Suffice it to say that it doesn't reflect well on Express, especially when it was so closely associated with the Gericke controversy.

PwC's Poor Track Record for Audits

Finally, I want to make a note about Pricewaterhouse Cooper (PwC), one of the largest auditing firms in the world. Express brag about how their privacy audits were done by PwC but for anyone that does a little bit of digging on them, they don't exactly give one confidence.

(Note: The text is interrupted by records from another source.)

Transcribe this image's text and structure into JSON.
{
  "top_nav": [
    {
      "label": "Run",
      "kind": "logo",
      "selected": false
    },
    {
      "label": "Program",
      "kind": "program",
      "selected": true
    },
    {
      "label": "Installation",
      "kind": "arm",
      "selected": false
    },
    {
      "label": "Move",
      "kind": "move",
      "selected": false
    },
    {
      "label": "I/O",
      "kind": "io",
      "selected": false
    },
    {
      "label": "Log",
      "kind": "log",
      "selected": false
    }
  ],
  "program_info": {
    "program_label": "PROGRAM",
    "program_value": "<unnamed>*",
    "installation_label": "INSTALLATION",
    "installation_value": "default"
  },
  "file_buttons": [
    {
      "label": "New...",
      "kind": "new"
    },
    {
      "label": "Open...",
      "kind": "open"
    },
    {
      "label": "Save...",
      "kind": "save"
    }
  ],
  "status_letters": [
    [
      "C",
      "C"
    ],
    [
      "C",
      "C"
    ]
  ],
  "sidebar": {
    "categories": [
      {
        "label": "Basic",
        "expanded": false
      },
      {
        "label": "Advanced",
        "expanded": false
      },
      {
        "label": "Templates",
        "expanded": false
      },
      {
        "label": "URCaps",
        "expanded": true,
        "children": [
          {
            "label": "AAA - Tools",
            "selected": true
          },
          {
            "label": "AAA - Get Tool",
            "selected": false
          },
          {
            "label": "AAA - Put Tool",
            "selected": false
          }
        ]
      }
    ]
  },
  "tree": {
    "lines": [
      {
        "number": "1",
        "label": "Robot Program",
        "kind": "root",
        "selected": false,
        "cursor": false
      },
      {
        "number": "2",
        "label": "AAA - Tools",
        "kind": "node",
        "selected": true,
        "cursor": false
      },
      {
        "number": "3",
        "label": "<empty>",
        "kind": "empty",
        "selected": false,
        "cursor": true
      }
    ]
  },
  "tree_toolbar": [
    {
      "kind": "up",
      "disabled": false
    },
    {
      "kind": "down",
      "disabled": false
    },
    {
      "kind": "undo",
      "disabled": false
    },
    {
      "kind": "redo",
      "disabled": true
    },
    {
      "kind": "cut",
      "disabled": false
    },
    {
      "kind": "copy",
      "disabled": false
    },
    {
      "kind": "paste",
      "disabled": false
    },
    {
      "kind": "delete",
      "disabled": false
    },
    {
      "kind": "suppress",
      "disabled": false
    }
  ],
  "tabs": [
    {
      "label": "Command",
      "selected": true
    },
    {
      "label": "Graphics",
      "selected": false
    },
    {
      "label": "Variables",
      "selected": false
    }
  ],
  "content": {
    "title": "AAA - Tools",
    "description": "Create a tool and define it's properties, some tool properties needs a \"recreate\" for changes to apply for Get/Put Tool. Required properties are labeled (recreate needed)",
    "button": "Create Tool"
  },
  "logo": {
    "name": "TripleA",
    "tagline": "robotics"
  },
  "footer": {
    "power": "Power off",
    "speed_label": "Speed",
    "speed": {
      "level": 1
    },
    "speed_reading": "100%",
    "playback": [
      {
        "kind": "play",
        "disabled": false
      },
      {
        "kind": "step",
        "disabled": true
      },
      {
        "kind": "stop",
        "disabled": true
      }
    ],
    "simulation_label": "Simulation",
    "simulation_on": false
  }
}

They've had multiple fines for audit failings - including “serious breaches” - in their time and are currently embroiled in a huge scandal with the Australian Government, who allege PwC used confidential information about tax avoidance legislation to gain new business. So they have a track record of both incompetence and greed.

I don't know about you, but when a firm like that tells me that a company is for sure secure and private bro, trust me, I tend to take that with enough salt to be declared an existential threat to the global slug population.

Besides, although audits are useful, we find it far more important for transparency to be open source.

Do Better, Be Better

It might be easy to think we're just looking to trash talk our competitors with this kind of exposé piece – after all, Express VPN is one of the most well-known names in the industry – but the honest truth is we believe all VPNs should be passionate about privacy and security and should make decisions based on that. We believe that no company should be above reproach and by highlighting the shady practices in the industry, we are doing our bit to keep that industry in check.

We also absolutely invite others to call us out if we ever lose our way. As it stands, we're confident you'll see us as the real deal but, again, no company should ever be above reproach.

If you're an Express customer that may suddenly be feeling uneasy about their VPN of choice, then I invite you to make the switch to a company that, believe it or not, actually gives a shit.